GPW wrote:A Capacitor is basically like a Bucket for electricity , you can fill it up or empty it quickly , and it doesn’t “use” electricity, only stores it … For starting assist , when the voltage drops during the start, the ”bucket” empties out quickly to help … just like a booster battery , sorta’ ...
Heavy_Fuel wrote:GPW wrote:A Capacitor is basically like a Bucket for electricity , you can fill it up or empty it quickly , and it doesn’t “use” electricity, only stores it … For starting assist , when the voltage drops during the start, the ”bucket” empties out quickly to help … just like a booster battery , sorta’ ...
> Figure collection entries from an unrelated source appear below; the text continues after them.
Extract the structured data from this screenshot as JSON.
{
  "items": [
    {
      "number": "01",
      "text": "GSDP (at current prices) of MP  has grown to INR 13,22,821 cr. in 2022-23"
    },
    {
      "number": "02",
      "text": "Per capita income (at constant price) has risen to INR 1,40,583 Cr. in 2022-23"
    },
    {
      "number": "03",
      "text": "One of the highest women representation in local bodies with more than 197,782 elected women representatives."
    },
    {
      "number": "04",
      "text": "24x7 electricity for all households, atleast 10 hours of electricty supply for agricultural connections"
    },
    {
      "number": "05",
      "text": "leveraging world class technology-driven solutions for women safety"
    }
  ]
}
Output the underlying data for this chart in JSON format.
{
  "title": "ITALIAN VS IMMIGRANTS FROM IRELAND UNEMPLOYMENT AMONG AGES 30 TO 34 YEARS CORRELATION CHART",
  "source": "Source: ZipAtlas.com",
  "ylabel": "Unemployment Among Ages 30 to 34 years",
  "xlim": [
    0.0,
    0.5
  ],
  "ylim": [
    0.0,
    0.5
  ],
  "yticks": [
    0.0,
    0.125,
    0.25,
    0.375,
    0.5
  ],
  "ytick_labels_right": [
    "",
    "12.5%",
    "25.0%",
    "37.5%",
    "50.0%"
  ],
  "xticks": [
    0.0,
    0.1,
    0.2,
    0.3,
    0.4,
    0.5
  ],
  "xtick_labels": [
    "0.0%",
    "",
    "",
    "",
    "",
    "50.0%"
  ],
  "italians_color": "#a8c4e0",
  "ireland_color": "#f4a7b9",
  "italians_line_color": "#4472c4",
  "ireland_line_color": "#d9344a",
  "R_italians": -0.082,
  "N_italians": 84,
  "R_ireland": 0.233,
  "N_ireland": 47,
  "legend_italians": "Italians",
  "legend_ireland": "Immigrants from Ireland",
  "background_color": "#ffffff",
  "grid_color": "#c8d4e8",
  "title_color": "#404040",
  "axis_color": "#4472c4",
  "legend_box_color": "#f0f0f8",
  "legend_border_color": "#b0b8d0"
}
I thought the capacitor had something to do with power factors, phase angles, motor winding inductance, and all that magical AC stuff, which I never fully understood?
Socal Tom wrote: The info I can find says that a fridge needs something like 700 to 1000 watts per day, that's about 30 to 40 watts per hour. My convertor can supply up to 45 watts per hour so as long as the generator runs 24 hours I can power the fridge and not lose battery power
whateverJohn61CT wrote:Socal Tom wrote: The info I can find says that a fridge needs something like 700 to 1000 watts per day, that's about 30 to 40 watts per hour. My convertor can supply up to 45 watts per hour so as long as the generator runs 24 hours I can power the fridge and not lose battery power
Watts per day, watts per hour is not meaningful.
Maybe you mean watt-hours?
For people more oriented around running loads from batteries rather than long genny runs, amp-hour at 12V are commonly used.
As an example for illustration
An efficient 12V fridge can use as little as 20AH per 24 hours. On freezer settings in hot weather, can get over 40AH per day.
That converts to 200-500 wH per day.